Bupati Tanah Bumbu Andi Rudi Latif melalui Asisten Pemerintahan dan Kesejahteraan Rakyat, M. Putu Wisnu Wardhana, mengatakan Raperda ini menjadi bagian dari upaya pemerintah daerah dalam menciptakan iklim investasi yang lebih kondusif dan kompetitif.
“Regulasi ini diharapkan mendukung percepatan pemerataan pembangunan serta peningkatan kesejahteraan masyarakat Kabupaten Tanah Bumbu,” ujarnya dalam rapat paripurna tersebut.
Menurutnya, penyusunan Raperda dilakukan sebagai langkah memperkuat tata kelola pemerintahan yang baik sekaligus mendukung reformasi kebijakan secara berkelanjutan. Pemerintah daerah ingin memastikan proses perizinan usaha dapat berjalan lebih efektif, transparan, dan memberikan kemudahan bagi masyarakat maupun pelaku usaha.
Ia menjelaskan, Raperda tersebut juga disusun menyesuaikan perkembangan regulasi nasional setelah diterbitkannya Peraturan Pemerintah Nomor 28 Tahun 2025 tentang Penyelenggaraan Perizinan Berusaha Berbasis Risiko.

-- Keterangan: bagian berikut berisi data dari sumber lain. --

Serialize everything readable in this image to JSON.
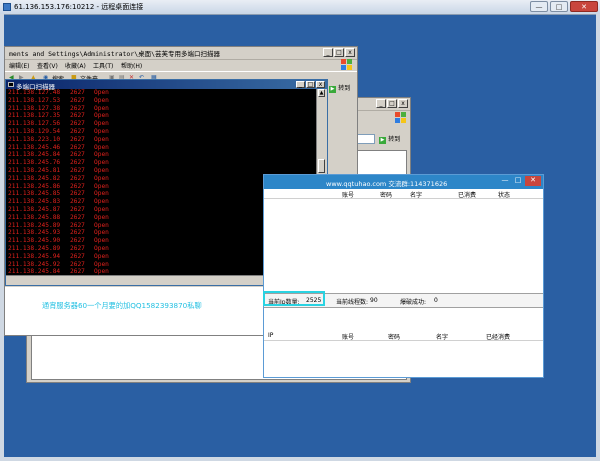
{
  "rdp": {
    "title": "61.136.153.176:10212 - 远程桌面连接",
    "btn_min": "—",
    "btn_max": "□",
    "btn_close": "✕"
  },
  "explorer_main": {
    "title": "ments and Settings\\Administrator\\桌面\\芸芙专用多端口扫描器",
    "menus": [
      "编辑(E)",
      "查看(V)",
      "收藏(A)",
      "工具(T)",
      "帮助(H)"
    ],
    "toolbar_search": "搜索",
    "toolbar_folders": "文件夹",
    "go_label": "转到"
  },
  "explorer_back": {
    "go_label": "转到"
  },
  "console": {
    "title": "多端口扫描器",
    "lines": [
      {
        "ip": "211.138.127.48",
        "port": "2627",
        "status": "Open"
      },
      {
        "ip": "211.138.127.53",
        "port": "2627",
        "status": "Open"
      },
      {
        "ip": "211.138.127.38",
        "port": "2627",
        "status": "Open"
      },
      {
        "ip": "211.138.127.35",
        "port": "2627",
        "status": "Open"
      },
      {
        "ip": "211.138.127.56",
        "port": "2627",
        "status": "Open"
      },
      {
        "ip": "211.138.129.54",
        "port": "2627",
        "status": "Open"
      },
      {
        "ip": "211.138.223.10",
        "port": "2627",
        "status": "Open"
      },
      {
        "ip": "211.138.245.46",
        "port": "2627",
        "status": "Open"
      },
      {
        "ip": "211.138.245.84",
        "port": "2627",
        "status": "Open"
      },
      {
        "ip": "211.138.245.76",
        "port": "2627",
        "status": "Open"
      },
      {
        "ip": "211.138.245.81",
        "port": "2627",
        "status": "Open"
      },
      {
        "ip": "211.138.245.82",
        "port": "2627",
        "status": "Open"
      },
      {
        "ip": "211.138.245.86",
        "port": "2627",
        "status": "Open"
      },
      {
        "ip": "211.138.245.85",
        "port": "2627",
        "status": "Open"
      },
      {
        "ip": "211.138.245.83",
        "port": "2627",
        "status": "Open"
      },
      {
        "ip": "211.138.245.87",
        "port": "2627",
        "status": "Open"
      },
      {
        "ip": "211.138.245.88",
        "port": "2627",
        "status": "Open"
      },
      {
        "ip": "211.138.245.89",
        "port": "2627",
        "status": "Open"
      },
      {
        "ip": "211.138.245.93",
        "port": "2627",
        "status": "Open"
      },
      {
        "ip": "211.138.245.90",
        "port": "2627",
        "status": "Open"
      },
      {
        "ip": "211.138.245.89",
        "port": "2627",
        "status": "Open"
      },
      {
        "ip": "211.138.245.94",
        "port": "2627",
        "status": "Open"
      },
      {
        "ip": "211.138.245.92",
        "port": "2627",
        "status": "Open"
      },
      {
        "ip": "211.138.245.84",
        "port": "2627",
        "status": "Open"
      },
      {
        "ip": "211.138.245.95",
        "port": "2627",
        "status": "Open"
      },
      {
        "ip": "211.138.245.91",
        "port": "2627",
        "status": "Open"
      }
    ]
  },
  "scanner": {
    "title": "www.qqtuhao.com 交流群:114371626",
    "top_cols": [
      "账号",
      "密码",
      "名字",
      "已消费",
      "状态"
    ],
    "status_ip_count_label": "当前Ip数量:",
    "status_ip_count_value": "2525",
    "status_threads_label": "当前线程数:",
    "status_threads_value": "90",
    "status_success_label": "爆破成功:",
    "status_success_value": "0",
    "bottom_cols": [
      "IP",
      "账号",
      "密码",
      "名字",
      "已经消费"
    ]
  },
  "notice": "通宵服务器60一个月要的加QQ1582393870私聊"
}
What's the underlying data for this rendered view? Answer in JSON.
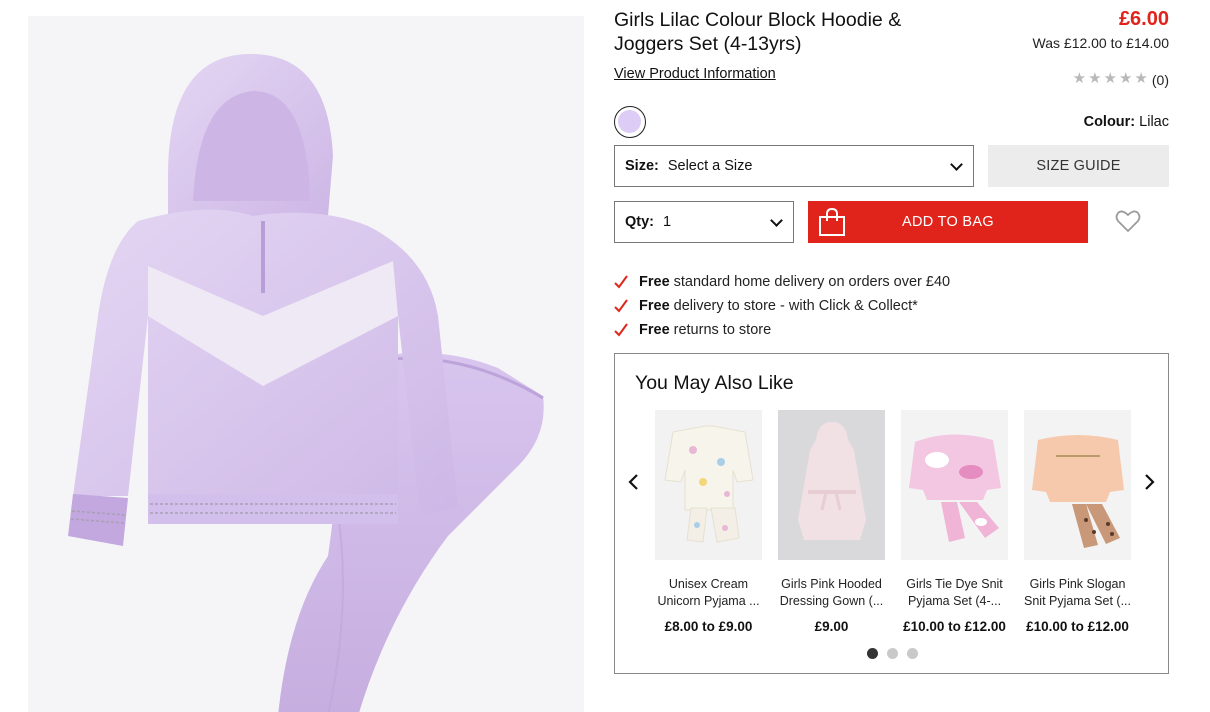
{
  "product": {
    "title_line1": "Girls Lilac Colour Block Hoodie &",
    "title_line2": "Joggers Set (4-13yrs)",
    "price": "£6.00",
    "was_price": "Was £12.00 to £14.00",
    "view_info": "View Product Information",
    "review_count": "(0)",
    "stars": 5,
    "stars_filled": 0,
    "colour_label": "Colour:",
    "colour_value": "Lilac",
    "colour_hex": "#dcccf6"
  },
  "form": {
    "size_label": "Size:",
    "size_value": "Select a Size",
    "size_guide": "SIZE GUIDE",
    "qty_label": "Qty:",
    "qty_value": "1",
    "add_to_bag": "ADD TO BAG"
  },
  "delivery": [
    {
      "bold": "Free",
      "text": "standard home delivery on orders over £40"
    },
    {
      "bold": "Free",
      "text": "delivery to store - with Click & Collect*"
    },
    {
      "bold": "Free",
      "text": "returns to store"
    }
  ],
  "ymal": {
    "title": "You May Also Like",
    "items": [
      {
        "line1": "Unisex Cream",
        "line2": "Unicorn Pyjama ...",
        "price": "£8.00 to £9.00"
      },
      {
        "line1": "Girls Pink Hooded",
        "line2": "Dressing Gown (...",
        "price": "£9.00"
      },
      {
        "line1": "Girls Tie Dye Snit",
        "line2": "Pyjama Set (4-...",
        "price": "£10.00 to £12.00"
      },
      {
        "line1": "Girls Pink Slogan",
        "line2": "Snit Pyjama Set (...",
        "price": "£10.00 to £12.00"
      }
    ],
    "pages": 3,
    "active_page": 1
  },
  "colors": {
    "accent_red": "#e0241c",
    "lilac": "#d9c6ef",
    "guide_bg": "#ececec"
  },
  "icons": [
    "shopping-bag-icon",
    "heart-icon",
    "star-icon",
    "tick-icon",
    "chevron-left-icon",
    "chevron-right-icon",
    "chevron-down-icon"
  ]
}
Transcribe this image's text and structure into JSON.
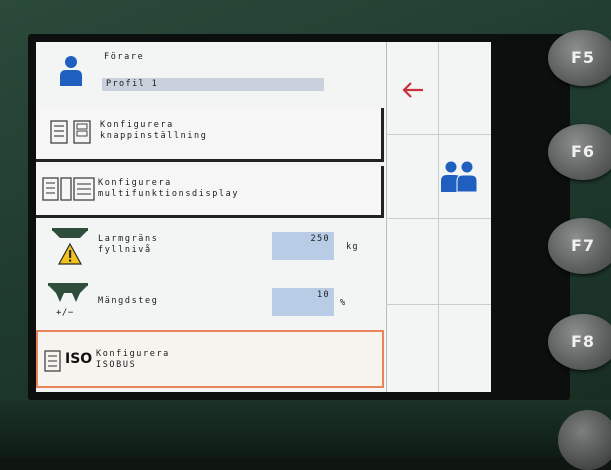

Aturan baru itu sekaligus mencabut Peraturan Pemerintah Nomor 5 Tahun 2021 yang sebelumnya menjadi dasar pelaksanaan perizinan berbasis risiko di Indonesia.
Melalui regulasi tersebut, pemerintah daerah berharap pelayanan perizinan dapat semakin terintegrasi dan mampu mempercepat proses investasi di berbagai sektor strategis. Selain memberikan kepastian hukum, kebijakan ini juga diharapkan membuka peluang usaha baru dan meningkatkan daya saing daerah.
Rapat paripurna dipimpin Ketua DPRD Tanah Bumbu Andrean Atma Maulani dan dihadiri unsur Forum Koordinasi Pimpinan Daerah (Forkopimda), pimpinan Satuan Kerja Perangkat Daerah (SKPD), perwakilan BUMD dan BUMN, serta sejumlah undangan lainnya.
Pembahasan Raperda tersebut menjadi bagian dari komitmen Pemerintah Kabupaten Tanah Bumbu dalam memperkuat pelayanan publik sekaligus menciptakan ekosistem usaha yang lebih modern, efisien, dan adaptif terhadap perkembangan regulasi nasional.